Community bank and credit union trade groups have been monitoring the recently discovered cyberattack on the U.S. government and businesses, as questions remain about the extent of the attack on the financial industry.

“The supply chain attack on the SolarWinds Orion Platform, and the subsequent breaches to its customers, is a significant cybersecurity event that is affecting every corner of the public and private sectors, including community banking,” ICBA President and CEO Rebeca Romero Rainey said in a letter to community bankers.

The hack began as early as March when malicious code was snuck into updates to popular software that monitors computer networks of businesses and governments. The malware, affecting a product made by U.S. company SolarWinds, gave elite hackers remote access into an organization’s networks so they could steal information.

It wasn’t discovered until the prominent cybersecurity company FireEye determined it had been hacked. Whoever broke into FireEye was seeking data on its government clients, the company said – and made off with hacking tools it uses to probe its customers’ defenses.

SolarWinds said in a financial filing that it sent an advisory to about 33,000 of its Orion customers that might have been affected, though it estimated a smaller number of customers – fewer than 18,000 – had actually installed the compromised product update earlier this year.

The ICBA said it would continue to monitor developments and provide its members with information as it became available.

“While there are many pressing priorities right now given the coronavirus pandemic and stimulus negotiations, the security of community banks and their customers is of the utmost importance to ICBA,” Romero Rainey said.

The Credit Union National Association said on its website that it is working with the National Credit Union Administration, the U.S. Treasury Department and other government agencies to determine how the cyberattack affected the financial sector and next steps for credit unions.

CUNA also sent a letter Thursday to the NCUA, the industry’s regulator, asking for transparency and regulatory relief from the agency.

“As the NCUA seeks to determine the attack’s impact on the agency and as credit unions do the same, CUNA members have two concerns,” CUNA President and CEO Jim Nussle wrote in the letter. “First, we urge the agency to be forthright in its communications with credit unions if it is determined that the agency is impacted.
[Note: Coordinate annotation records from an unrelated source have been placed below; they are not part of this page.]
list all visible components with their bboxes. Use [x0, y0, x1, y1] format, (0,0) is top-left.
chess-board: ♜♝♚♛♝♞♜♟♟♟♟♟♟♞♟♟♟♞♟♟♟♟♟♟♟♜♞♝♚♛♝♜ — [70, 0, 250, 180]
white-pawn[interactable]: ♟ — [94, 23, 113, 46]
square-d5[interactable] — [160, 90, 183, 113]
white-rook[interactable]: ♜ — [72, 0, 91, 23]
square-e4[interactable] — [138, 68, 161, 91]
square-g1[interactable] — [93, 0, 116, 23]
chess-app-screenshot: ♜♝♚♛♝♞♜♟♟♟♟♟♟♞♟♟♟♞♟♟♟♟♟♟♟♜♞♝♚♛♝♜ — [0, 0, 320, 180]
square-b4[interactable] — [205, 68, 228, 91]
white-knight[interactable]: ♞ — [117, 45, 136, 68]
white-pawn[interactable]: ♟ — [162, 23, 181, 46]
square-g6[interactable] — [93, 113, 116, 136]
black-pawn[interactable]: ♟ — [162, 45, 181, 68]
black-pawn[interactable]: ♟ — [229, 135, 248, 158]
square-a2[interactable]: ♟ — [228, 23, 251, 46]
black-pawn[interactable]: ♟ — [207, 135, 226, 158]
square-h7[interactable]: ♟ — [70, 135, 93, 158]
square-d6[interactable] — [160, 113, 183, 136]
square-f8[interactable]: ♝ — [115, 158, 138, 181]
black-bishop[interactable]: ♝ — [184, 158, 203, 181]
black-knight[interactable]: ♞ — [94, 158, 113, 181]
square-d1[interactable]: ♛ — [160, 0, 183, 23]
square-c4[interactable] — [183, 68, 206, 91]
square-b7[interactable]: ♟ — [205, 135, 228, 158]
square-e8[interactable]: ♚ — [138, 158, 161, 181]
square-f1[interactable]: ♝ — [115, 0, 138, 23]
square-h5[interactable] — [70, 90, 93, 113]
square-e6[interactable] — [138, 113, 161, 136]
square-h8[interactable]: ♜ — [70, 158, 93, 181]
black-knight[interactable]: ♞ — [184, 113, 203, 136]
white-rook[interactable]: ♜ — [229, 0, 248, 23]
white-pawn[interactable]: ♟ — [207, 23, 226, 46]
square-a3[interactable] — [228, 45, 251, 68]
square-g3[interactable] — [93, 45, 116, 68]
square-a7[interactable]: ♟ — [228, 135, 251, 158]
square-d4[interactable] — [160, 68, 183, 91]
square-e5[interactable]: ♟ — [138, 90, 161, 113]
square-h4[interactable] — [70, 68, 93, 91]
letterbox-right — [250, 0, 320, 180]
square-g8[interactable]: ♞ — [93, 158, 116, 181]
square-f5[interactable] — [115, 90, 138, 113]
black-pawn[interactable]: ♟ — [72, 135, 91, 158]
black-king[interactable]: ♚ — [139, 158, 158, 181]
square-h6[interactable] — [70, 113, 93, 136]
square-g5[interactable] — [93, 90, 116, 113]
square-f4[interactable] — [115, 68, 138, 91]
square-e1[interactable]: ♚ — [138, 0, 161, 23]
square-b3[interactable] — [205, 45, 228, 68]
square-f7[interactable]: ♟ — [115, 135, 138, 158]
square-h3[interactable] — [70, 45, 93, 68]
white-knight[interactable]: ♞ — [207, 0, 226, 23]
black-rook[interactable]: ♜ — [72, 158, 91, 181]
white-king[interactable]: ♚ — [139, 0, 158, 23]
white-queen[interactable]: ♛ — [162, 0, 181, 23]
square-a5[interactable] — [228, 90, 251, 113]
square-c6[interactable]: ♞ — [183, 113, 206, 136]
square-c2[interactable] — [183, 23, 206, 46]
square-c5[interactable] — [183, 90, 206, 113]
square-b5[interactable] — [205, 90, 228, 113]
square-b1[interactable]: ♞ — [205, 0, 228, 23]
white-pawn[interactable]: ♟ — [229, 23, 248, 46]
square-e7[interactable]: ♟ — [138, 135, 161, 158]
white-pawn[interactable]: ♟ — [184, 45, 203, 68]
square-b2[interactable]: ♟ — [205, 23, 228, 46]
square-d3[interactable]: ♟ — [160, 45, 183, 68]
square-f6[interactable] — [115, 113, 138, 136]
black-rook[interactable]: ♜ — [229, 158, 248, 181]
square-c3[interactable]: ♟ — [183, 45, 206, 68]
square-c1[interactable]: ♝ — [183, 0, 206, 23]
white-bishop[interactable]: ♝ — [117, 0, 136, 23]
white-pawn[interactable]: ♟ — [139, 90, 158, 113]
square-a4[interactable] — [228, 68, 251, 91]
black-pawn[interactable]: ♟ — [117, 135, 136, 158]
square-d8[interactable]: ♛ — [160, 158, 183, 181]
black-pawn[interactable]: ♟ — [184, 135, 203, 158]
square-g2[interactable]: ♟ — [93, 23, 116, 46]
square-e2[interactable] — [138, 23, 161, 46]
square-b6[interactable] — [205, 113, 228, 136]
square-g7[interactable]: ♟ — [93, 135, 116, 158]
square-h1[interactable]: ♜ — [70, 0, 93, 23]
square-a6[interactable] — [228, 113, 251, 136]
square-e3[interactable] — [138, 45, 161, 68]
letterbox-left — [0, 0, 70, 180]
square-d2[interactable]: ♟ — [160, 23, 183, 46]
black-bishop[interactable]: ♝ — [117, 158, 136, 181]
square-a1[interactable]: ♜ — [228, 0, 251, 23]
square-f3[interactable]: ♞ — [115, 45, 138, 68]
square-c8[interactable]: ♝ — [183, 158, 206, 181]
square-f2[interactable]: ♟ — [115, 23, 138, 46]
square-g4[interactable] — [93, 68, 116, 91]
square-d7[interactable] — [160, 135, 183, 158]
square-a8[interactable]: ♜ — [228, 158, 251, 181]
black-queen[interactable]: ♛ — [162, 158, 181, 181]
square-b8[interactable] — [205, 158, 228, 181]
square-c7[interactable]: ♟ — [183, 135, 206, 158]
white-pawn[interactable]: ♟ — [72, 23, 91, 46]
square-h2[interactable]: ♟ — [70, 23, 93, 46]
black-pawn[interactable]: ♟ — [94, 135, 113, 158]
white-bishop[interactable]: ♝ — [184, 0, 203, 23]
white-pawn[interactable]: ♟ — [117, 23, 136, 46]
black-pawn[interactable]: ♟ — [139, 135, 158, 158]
Second, we call on NCUA to suspend the collection of data from credit unions until it can ascertain that its systems have not been and are not compromised.”

CUNA added that it suggested the NCUA consider “issuing guidance to alleviate stress from impacted credit unions as the full scope of the data breach will not be known for quite some time due to the complexity and sensitive nature of the attack.”

Massachusetts state government uses some of the software thought to be the main point of entry for this cyberattack and some offices have noticed unusual behavior around their cyber assets. However, administration officials said Thursday that they have not found evidence that state government systems have been compromised to this point.

Auditor Suzanne Bump said her office noticed some out-of-the-ordinary activity on its networks, but no compromises.

“We did a check of our systems. We do use SolarWinds and the Orion platform, and we could detect some, a few instances of, monitoring of our traffic but no intrusion, per se,” Bump said Wednesday afternoon during a meeting of the Comptroller Advisory Board.

Peter Scavotto, the assistant comptroller who serves as the office’s head of risk, said the comptroller’s office uses a different type of SolarWinds software. He said the office’s technical team “looked into that and it is not on the list of software that was attacked.”

On Monday, the Executive Office of Technology Services and Security got in touch with chief information officers from executive branch offices and independent state agencies to share information about this most recent cyberattack. Cabinet Secretary Curt Wood said that EOTSS had “looked for signs of compromise” and “we did not find any at this time.” He also encouraged CIOs to review an advisory from SolarWinds and to make any patches that are necessary as soon as possible.

Bump described the communication as “very reassuring” and Comptroller William McNamara said he “took comfort” in the note from Wood.

“EOTSS is currently putting a plan together to implement software upgrades as recommended by SolarWinds and in line with the advisory sent out by CISA today. Our enterprise network security teams are continuing to monitor for any signs of compromise as a precaution,” an EOTSS spokesperson said in a statement.

The Associated Press and State House News Service contributed to this report.